En los años cincuenta la “guerra fría” tuvo dos episodios máximos: las guerras de Corea y la de Vietnam. Fueron conflictos sangrientos, crueles y psicológicamente extenuantes por su duración.
Madrid, Valentí Popescu
La doble crisis postsoviética – Bielorrusia y la confrontación ruso-ucraniana – está evidenciando la más sorprendente debilidad del mundo atlántico: pese a ser de largo la mayor fuerza militar del mundo, rehúye la guerra más que nadie.
En realidad, esta actitud no es de ahora. Ya en los años más tensos de la “guerra fría”, la República Federal Alemania (RFA) resolvía preferentemente sus desavenencias políticas internacionales echando mano de la chequera. Porque, enriquecido con el “milagro alemán”, el país estaba seguro de conseguir mucho más pagando que luchando. Claro que en el contexto de la época, la RFA se sentía muy segura bajo el escudo militar de los EE.UU. y la OTAN.
Lo que sí es de ahora es el empeño de los propios EE.UU. y sus aliados de rehuir las guerras siempre que las pérdidas de las paces a ultranza no fueran catastróficas… para el país y la reelección del Gobierno de turno. Los conflictos armados contra el Estado Islámico fueron prácticamente la última guerra estadounidense (la del Afganistán se acabó más tarde que la del Estado Islámico, pero había comenzado mucho antes). Y ya en el Oriente Próximo, al igual que en el Magreb (donde los intereses europeos son enormes) el mundo atlántico fue sustituyendo más y más a sus tropas por efectivos mercenarios que recibían el nombre de “fuerzas aliadas locales”.
Esta política militar de las naciones atlánticas tiene dos componentes básicos. Uno es la contabilidad y el otro, la endeblez psicológica. Lo de la contabilidad es evidente: la presencia militar tiene un alto coste. Un precio que se desborda en caso de conflagración) y sólo se mantiene allá dónde las consecuencias políticas de una retirada serían muy superiores a los de la continuidad militar.
Tal postura no sólo es lógica en principio, sino que con la tecnología actual es también rápidamente reversible de resultar imprescindible reabrir frentes. Por ahora, a Washington le han cuadrado los números en el Oriente Próximo y en el Afganistán; y parece que también va a dar un balance positivo en el caso de la República de Irán.
Lo que sí parece alarmante es la endeblez psicológica tanto de los EE.UU. como de sus aliados. Porque la fuerza no sirve de nada si no se está dispuesto a usarla y a sufrir en los combates. En los años cincuenta la “guerra fría” tuvo dos episodios máximos: las guerras de Corea y la de Vietnam. Fueron conflictos sangrientos, crueles y psicológicamente extenuantes por su duración.
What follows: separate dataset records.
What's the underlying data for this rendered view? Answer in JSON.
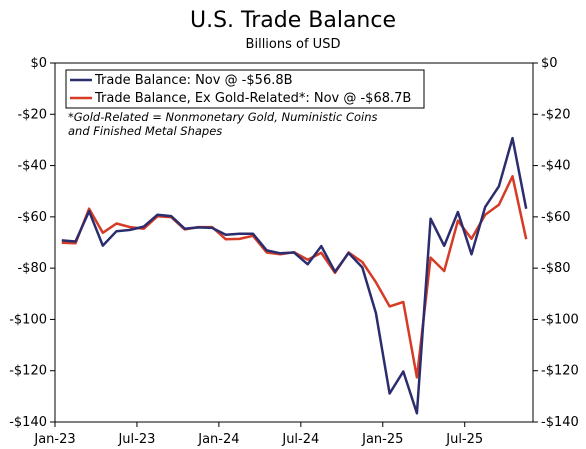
{
  "chart_data": {
    "type": "line",
    "title": "U.S. Trade Balance",
    "subtitle": "Billions of USD",
    "ylim": [
      -140,
      0
    ],
    "yticks": [
      0,
      -20,
      -40,
      -60,
      -80,
      -100,
      -120,
      -140
    ],
    "ytick_labels": [
      "$0",
      "-$20",
      "-$40",
      "-$60",
      "-$80",
      "-$100",
      "-$120",
      "-$140"
    ],
    "xtick_labels": [
      "Jan-23",
      "Jul-23",
      "Jan-24",
      "Jul-24",
      "Jan-25",
      "Jul-25"
    ],
    "xtick_index": [
      0,
      6,
      12,
      18,
      24,
      30
    ],
    "x": [
      "2023-01",
      "2023-02",
      "2023-03",
      "2023-04",
      "2023-05",
      "2023-06",
      "2023-07",
      "2023-08",
      "2023-09",
      "2023-10",
      "2023-11",
      "2023-12",
      "2024-01",
      "2024-02",
      "2024-03",
      "2024-04",
      "2024-05",
      "2024-06",
      "2024-07",
      "2024-08",
      "2024-09",
      "2024-10",
      "2024-11",
      "2024-12",
      "2025-01",
      "2025-02",
      "2025-03",
      "2025-04",
      "2025-05",
      "2025-06",
      "2025-07",
      "2025-08",
      "2025-09",
      "2025-10",
      "2025-11"
    ],
    "series": [
      {
        "name": "Trade Balance: Nov @ -$56.8B",
        "color": "#2b2d6e",
        "values": [
          -69.2,
          -69.6,
          -57.8,
          -71.2,
          -65.6,
          -65.1,
          -63.8,
          -59.2,
          -59.7,
          -64.6,
          -64.1,
          -64.3,
          -67.0,
          -66.6,
          -66.6,
          -73.1,
          -74.2,
          -73.9,
          -78.5,
          -71.4,
          -81.4,
          -74.1,
          -79.7,
          -97.5,
          -128.9,
          -120.3,
          -136.6,
          -60.7,
          -71.3,
          -58.1,
          -74.6,
          -56.1,
          -48.1,
          -29.3,
          -56.8
        ]
      },
      {
        "name": "Trade Balance, Ex Gold-Related*: Nov @ -$68.7B",
        "color": "#d63b26",
        "values": [
          -70.1,
          -70.3,
          -56.8,
          -66.2,
          -62.6,
          -64.0,
          -64.6,
          -59.8,
          -60.1,
          -64.9,
          -64.0,
          -64.0,
          -68.7,
          -68.6,
          -67.4,
          -73.9,
          -74.6,
          -73.8,
          -76.7,
          -74.0,
          -81.8,
          -73.9,
          -77.6,
          -85.5,
          -94.9,
          -93.2,
          -122.6,
          -75.9,
          -81.1,
          -61.5,
          -68.5,
          -59.2,
          -55.3,
          -44.2,
          -68.7
        ]
      }
    ],
    "legend_placement": "top-left",
    "note": [
      "*Gold-Related = Nonmonetary Gold, Nuministic Coins",
      "and Finished Metal Shapes"
    ],
    "grid": false
  }
}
En la primera, la de Corea, la opinión pública de los países beligerantes fue solidaria con sus soldados y Gobiernos; acepto y aguantó los sacrificios y sufrimientos. Occidente no ganó esa guerra, pero no dejó tampoco que el mundo comunista se saliera con la suya. Pero en Vietnam, donde prácticamente la posición occidental la defendían tan solo los EE.UU., la juventud dorada de los hijos de papa repudió el conflicto. Nadie quería ir a morir por una cuestión de principios y hegemonías que no entendía. Además, la vida en casa era tan muelle…
Fueron muchos los militares estadounidenses de la época que dijeron que Washington perdió en casa la guerra del Vietnam. Era un punto de vista parcial, pero parece que en la Casa Blanca lo han hecho suyo y cada día son más cicateros con el envío de sus tropas a las guerras surgidas desde los 50.
Han hecho tan suyo ese miedo a “perder la guerra en casa” que ahora la guerra del Afganistán, que empezó como una cruzada estadounidense contra el terrorismo islámico, se acabó penosamente y sin honor ni memoria. Lo de la cruzada contra el terror se olvidó porque el terror ya no daba miedo en casa, pero eso de morir y sufrir en las montañas afganas espantaba a los hijos de papá y quitaba votantes a montón. Y eso sí que duele en las poltronas presidenciales.